Developers face shifting rules as Auckland growth tensions rise
The government is poised to reveal its election‑year U‑turn on Auckland’s housing intensification blueprint, with ministers preparing changes to Plan Change 120 even as the formal consultation process continues.
Housing Minister Chris Bishop has acknowledged the unusual step of intervening in a live plan change, describing the move as “legally complicated” and noting that “rarely if ever does it happen”. Prime Minister Christopher Luxon and other senior ministers defend the rethink as “democracy”, arguing they are responding to community feedback, Stuff reported.
The back‑track caps years of debate over how far and how fast Auckland should grow up as well as out. In 2021, National and Labour agreed to nationwide medium‑density rules allowing three homes of up to three storeys on most urban sections. Under the National Policy Statement on Urban Development, Auckland Council then had to zone enough capacity for 30 years of projected growth.
Its answer was Plan Change 120, which proposed enabling up to two million additional dwellings, largely by focusing intensification around rapid transit stops. The proposal went out for public consultation late last year.
In January, however, the coalition announced it was taking another look at the intensification settings after a wave of criticism. Luxon then confirmed the government would scale back Auckland’s intensification push after “very dynamic” talks with Bishop and heated debate over two million planned homes.
“Ultimately, the feedback is saying things are going to need to change,” Luxon said, while Bishop argued “we needed to make some changes there to make it more sustainable politically”, adding that the “two million” figure had taken on “a life of its own”.

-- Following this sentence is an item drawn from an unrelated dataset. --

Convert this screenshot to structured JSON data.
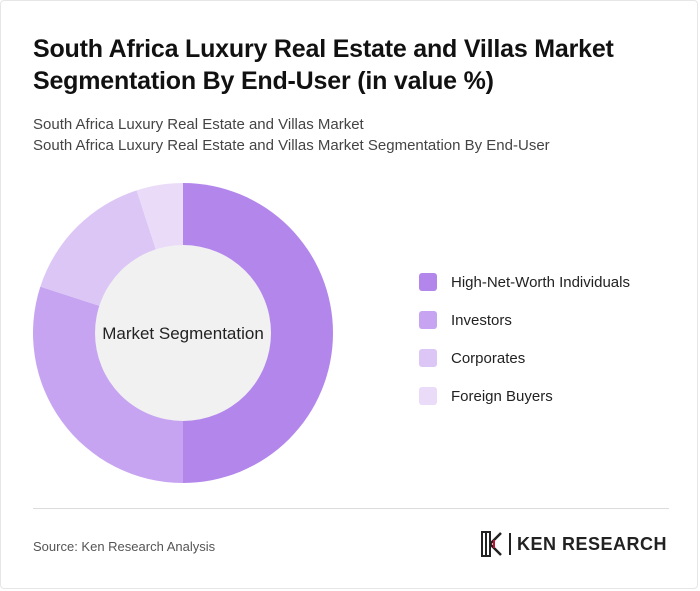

The way the reset has unfolded has frustrated Auckland Council. Policy, Planning and Development Committee chair Richard Hills noted that staff were still working through submissions from the $3m consultation process when ministers began publicly signalling a change of direction.
Industry voices warn that shifting targets mid‑stream risks undermining delivery. Property Council chief executive Leonie Freeman said repeated rule changes and recalibrations were “probably unintentionally slowing the delivery of houses in some places in Auckland” and stressed that any new approach “needs to be targeted and need to be evidence based. We need to take the personal opinions out of it.”